Police say what started as a welfare check for a man who was allegedly waving a machete around near Main Street and the intersection of East Mendenhall and Rouse Avenue turned into a three-hour long standoff with Hawthorne Elementary School temporarily going on lockdown.
“We do not take chances with the safety of our kids,” says Captain Dana McNeil, who was on-scene throughout the situation.
It started as call around 1 p.m. Wednesday afternoon: a man carrying a large knife in a pickup truck, waving it around near Main Street.
McNeil says the calls began to multiply.
“We received multiple calls,” McNeil says. “I’ve been told about four different, separate calls in the area of 11th and Main of an individual in a pickup truck that was waving a machete for an unknown reason.”
Police, ranging from Bozeman City Police to Gallatin County Sheriff’s deputies, the Bozeman Fire Department, and MSU campus police, quickly caught up with the man, stopping his truck between Bozeman City Hall and Hawthorne Elementary.
“When they attempted to stop the vehicle, the subject brandished the machete, placed it at his own neck in a manner that was threatening his own life,” McNeil says.
During the tense situation, police worked alongside negotiators and mental health professionals, talking with the man, while also setting plans in motion to protect students — a full lockdown.
“That decision was made just out of an abundance of caution,” McNeil says. “There was no immediate threat to any of the children, but we had to consider their immediate safety and the possibility of losing containment of it.”
“Hawthorne is very organized,” says Marilyn King, deputy superintendent of instruction for the Bozeman School District. “We had a direct route to the Bozeman Public Library.

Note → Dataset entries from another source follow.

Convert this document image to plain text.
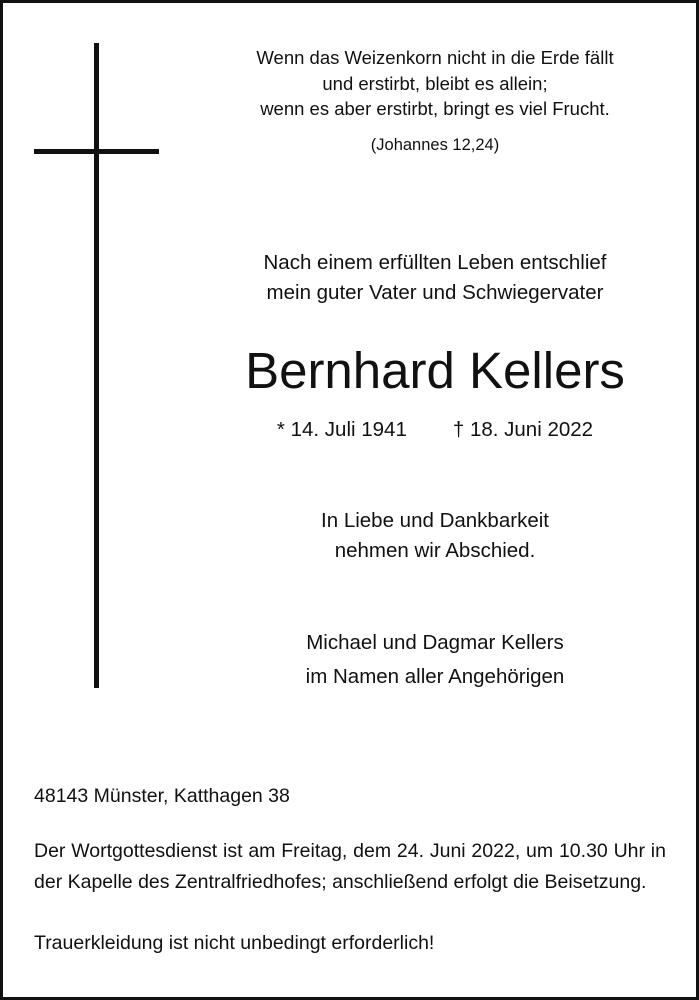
Wenn das Weizenkorn nicht in die Erde fällt
und erstirbt, bleibt es allein;
wenn es aber erstirbt, bringt es viel Frucht.
(Johannes 12,24)
Nach einem erfüllten Leben entschlief
mein guter Vater und Schwiegervater
Bernhard Kellers
* 14. Juli 1941 † 18. Juni 2022
In Liebe und Dankbarkeit
nehmen wir Abschied.
Michael und Dagmar Kellers
im Namen aller Angehörigen
48143 Münster, Katthagen 38
Der Wortgottesdienst ist am Freitag, dem 24. Juni 2022, um 10.30 Uhr in der Kapelle des Zentralfriedhofes; anschließend erfolgt die Beisetzung.
Trauerkleidung ist nicht unbedingt erforderlich!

That went very, very smoothly. The kids have been terrific. The families have been wonderful.”
King says the school practiced for something like this.
“We hope we never have to do it but if we have to do it, we want to do it well and, today, it went really, really well,” King says.
Three hours of negotiations passed with the intersection of Rouse Avenue and East Mendenhall closed for the duration.
In the end, the situation ended with no one hurt.
The man was taken into protective custody, without charges placed against him as of Wednesday night.
McNeil says all of it was out of an abundance of caution.
“We’re in the job of protecting the public,” he says. “When someone is waving a machete in public, that’s the sort of thing that we are going to get involved in. When they start threatening themselves, we want to make sure that we do everything that we can, for the public’s protection like we did here for the school and also for this individual’s protection.”
Police took the man to Bozeman Health for a mental evaluation.